The U.S. arm of cryptocurrency exchange Bittrex filed for bankruptcy in Delaware on Monday, six weeks after it announced it would cease U.S. operations because of regulatory uncertainty and three weeks after the Securities and Exchange Commission charged it with operating an unregistered securities exchange.
Bittrex Global, which is headquartered in Liechtenstein and serves non-U.S. customers, is not affected by the bankruptcy.
“The lack of regulatory clarity in the U.S. created a substantial negative economic impact on the digital asset industry and resulted in overlapping regulatory burdens and soaring regulatory costs, on both the state and federal level,” Bittrex’s co-chief restructuring officer, Evan Hengel, said in Monday’s court filing.

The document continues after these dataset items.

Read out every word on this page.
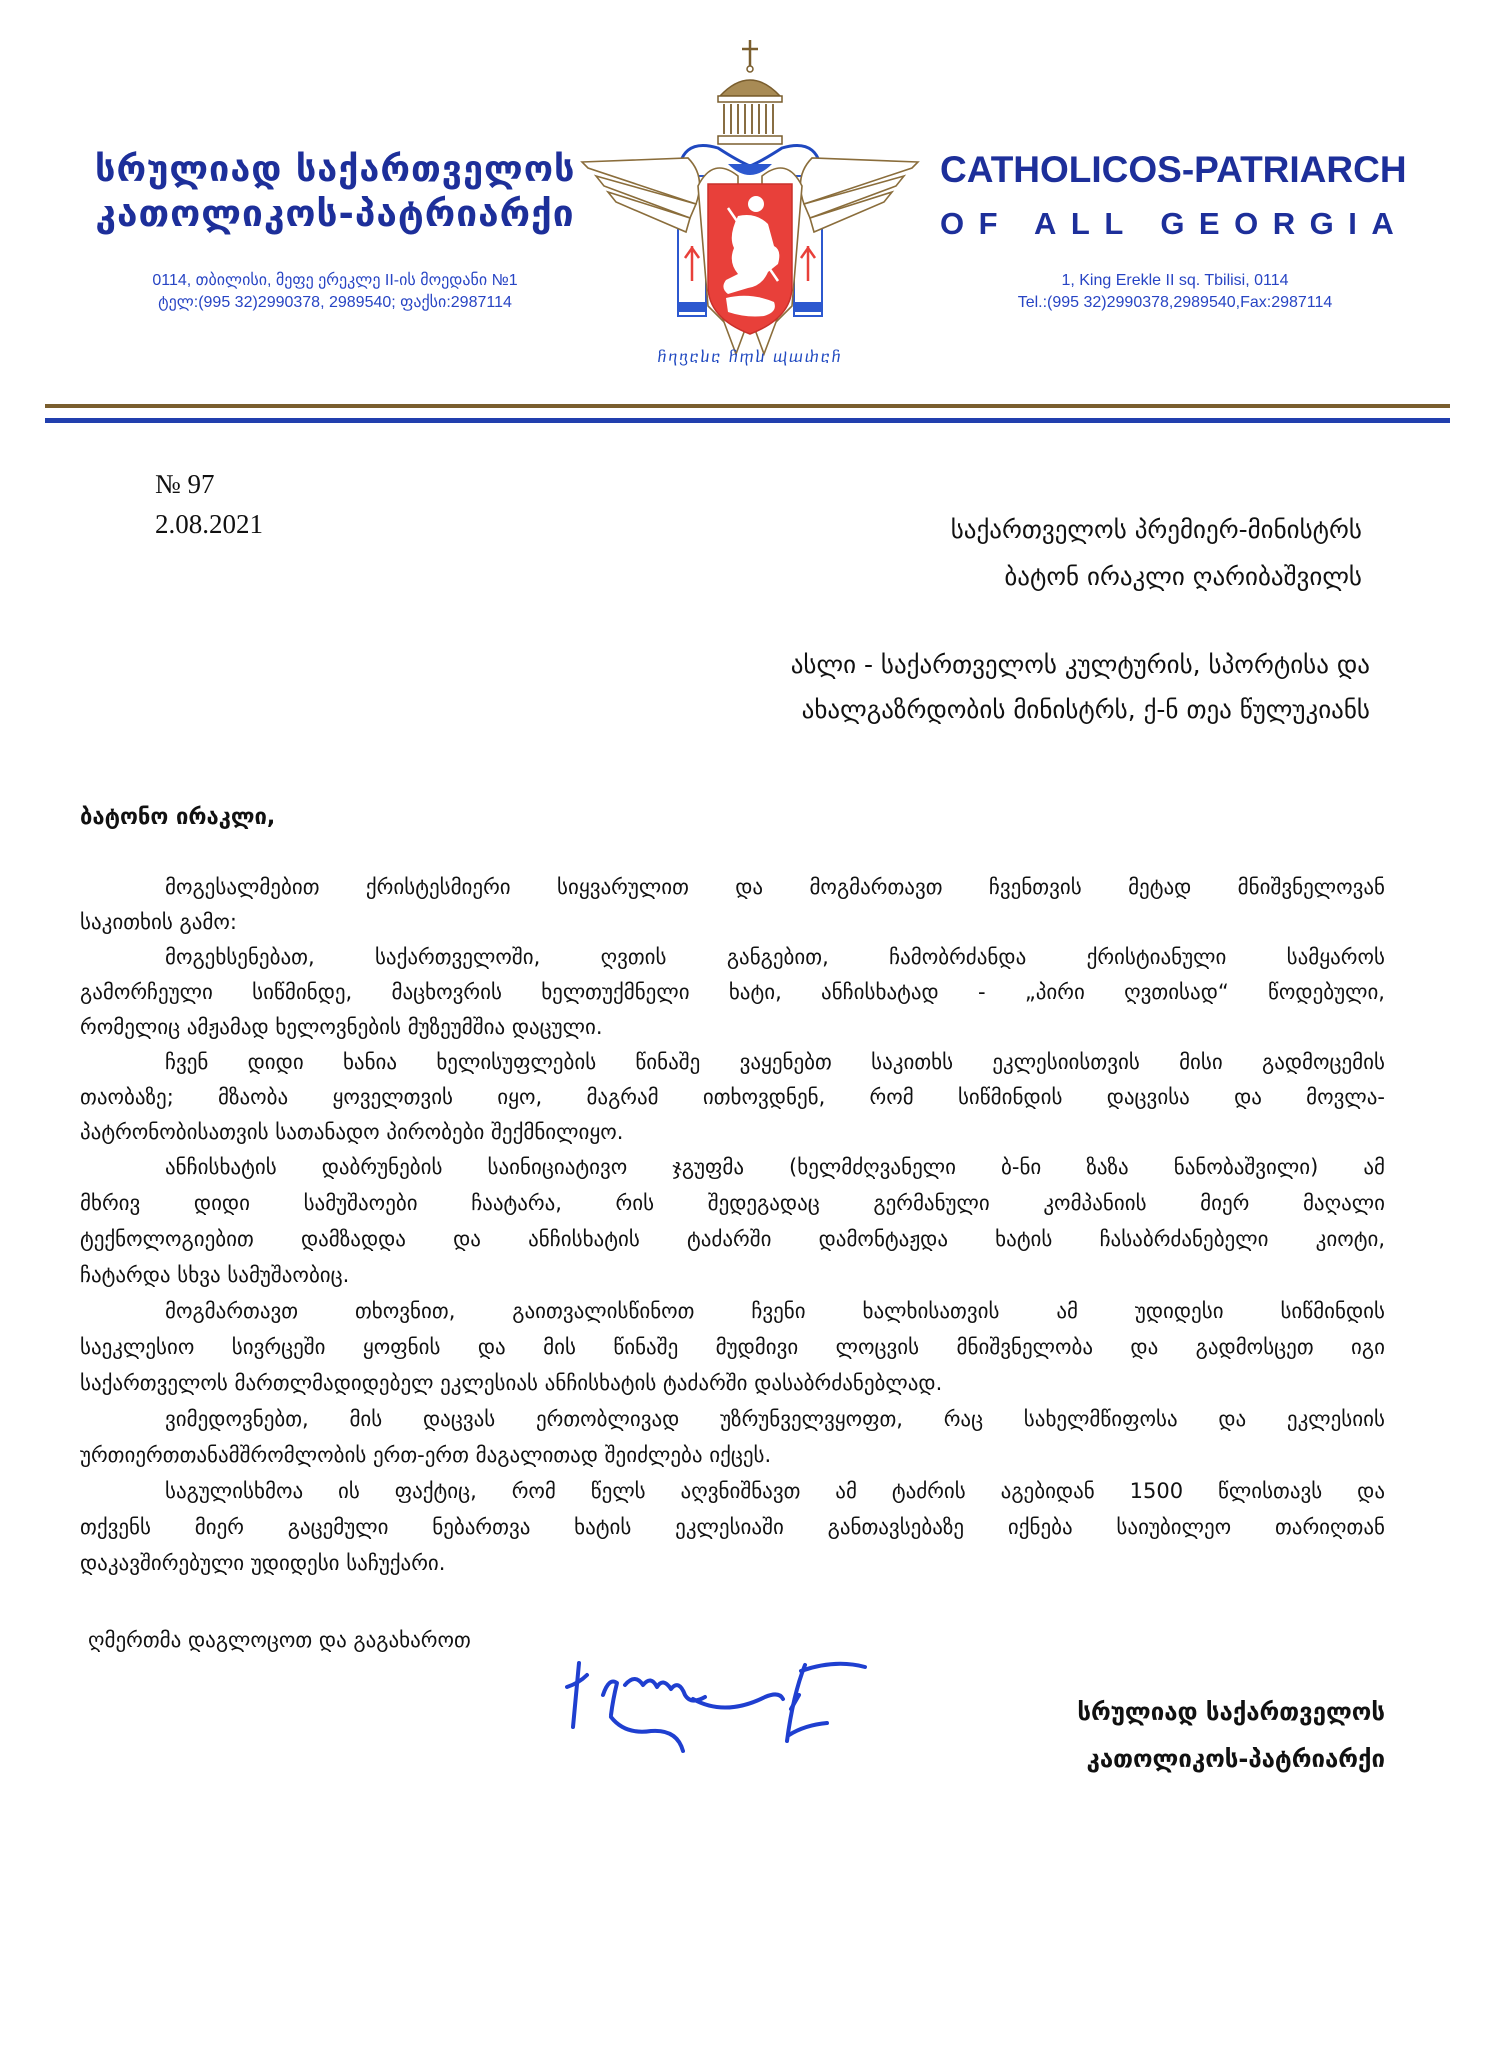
სრულიად საქართველოს
კათოლიკოს-პატრიარქი
0114, თბილისი, მეფე ერეკლე II-ის მოედანი №1
ტელ:(995 32)2990378, 2989540; ფაქსი:2987114
ⴌⴄⴂⴀⴑⴀ ⴌⴅⴑ ⴓⴍⴐⴀⴌ
CATHOLICOS-PATRIARCH
OF ALL GEORGIA
1, King Erekle II sq. Tbilisi, 0114
Tel.:(995 32)2990378,2989540,Fax:2987114
№ 97
2.08.2021	საქართველოს პრემიერ-მინისტრს
ბატონ ირაკლი ღარიბაშვილს
ასლი - საქართველოს კულტურის, სპორტისა და
ახალგაზრდობის მინისტრს, ქ-ნ თეა წულუკიანს
ბატონო ირაკლი,
მოგესალმებით ქრისტესმიერი სიყვარულით და მოგმართავთ ჩვენთვის მეტად მნიშვნელოვან
საკითხის გამო:
მოგეხსენებათ, საქართველოში, ღვთის განგებით, ჩამობრძანდა ქრისტიანული სამყაროს
გამორჩეული სიწმინდე, მაცხოვრის ხელთუქმნელი ხატი, ანჩისხატად - „პირი ღვთისად“ წოდებული,
რომელიც ამჟამად ხელოვნების მუზეუმშია დაცული.
ჩვენ დიდი ხანია ხელისუფლების წინაშე ვაყენებთ საკითხს ეკლესიისთვის მისი გადმოცემის
თაობაზე; მზაობა ყოველთვის იყო, მაგრამ ითხოვდნენ, რომ სიწმინდის დაცვისა და მოვლა-
პატრონობისათვის სათანადო პირობები შექმნილიყო.
ანჩისხატის დაბრუნების საინიციატივო ჯგუფმა (ხელმძღვანელი ბ-ნი ზაზა ნანობაშვილი) ამ
მხრივ დიდი სამუშაოები ჩაატარა, რის შედეგადაც გერმანული კომპანიის მიერ მაღალი
ტექნოლოგიებით დამზადდა და ანჩისხატის ტაძარში დამონტაჟდა ხატის ჩასაბრძანებელი კიოტი,
ჩატარდა სხვა სამუშაობიც.
მოგმართავთ თხოვნით, გაითვალისწინოთ ჩვენი ხალხისათვის ამ უდიდესი სიწმინდის
საეკლესიო სივრცეში ყოფნის და მის წინაშე მუდმივი ლოცვის მნიშვნელობა და გადმოსცეთ იგი
საქართველოს მართლმადიდებელ ეკლესიას ანჩისხატის ტაძარში დასაბრძანებლად.
ვიმედოვნებთ, მის დაცვას ერთობლივად უზრუნველვყოფთ, რაც სახელმწიფოსა და ეკლესიის
ურთიერთთანამშრომლობის ერთ-ერთ მაგალითად შეიძლება იქცეს.
საგულისხმოა ის ფაქტიც, რომ წელს აღვნიშნავთ ამ ტაძრის აგებიდან 1500 წლისთავს და
თქვენს მიერ გაცემული ნებართვა ხატის ეკლესიაში განთავსებაზე იქნება საიუბილეო თარიღთან
დაკავშირებული უდიდესი საჩუქარი.
ღმერთმა დაგლოცოთ და გაგახაროთ
სრულიად საქართველოს
კათოლიკოს-პატრიარქი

That left Bittrex to face “an untenable regulatory and economic environment that compelled them to initiate a restructuring process and an orderly wind down of their U.S. operations,” Hengel said.
Bittrex CEO and co-founder Richie Lai confirmed the move in a tweet Monday, saying that filing Chapter 11 was the “cleanest way to bury the baby.”
Bittrex has more than 100,000 creditors and estimated liabilities and assets between $500 million and $1 billion, court filings show.
Bittrex announced March 31 that it would cease U.S. operations April 30. For customers who did not withdraw their crypto assets prior to April 30, Bittrex is still holding them “safe and secure” and intends to ask the bankruptcy court to be able to reopen those accounts for customers to collect their funds.
Customers would get a "100 percent like-kind cryptocurrency distribution" under Bittrex’s liquidation plan, Hengel said in Monday’s court filing, adding that users would be able to access the Bittrex platform and withdraw their digital assets.
Several crypto firms have filed for bankruptcy in the past year, including Celsius, Voyager Digital, FTX, and BlockFi. Prior to Monday’s filing, Bittrex experienced other challenges, including laying off 80 people in February and paying $29 million in October to resolve charges of sanctions violations.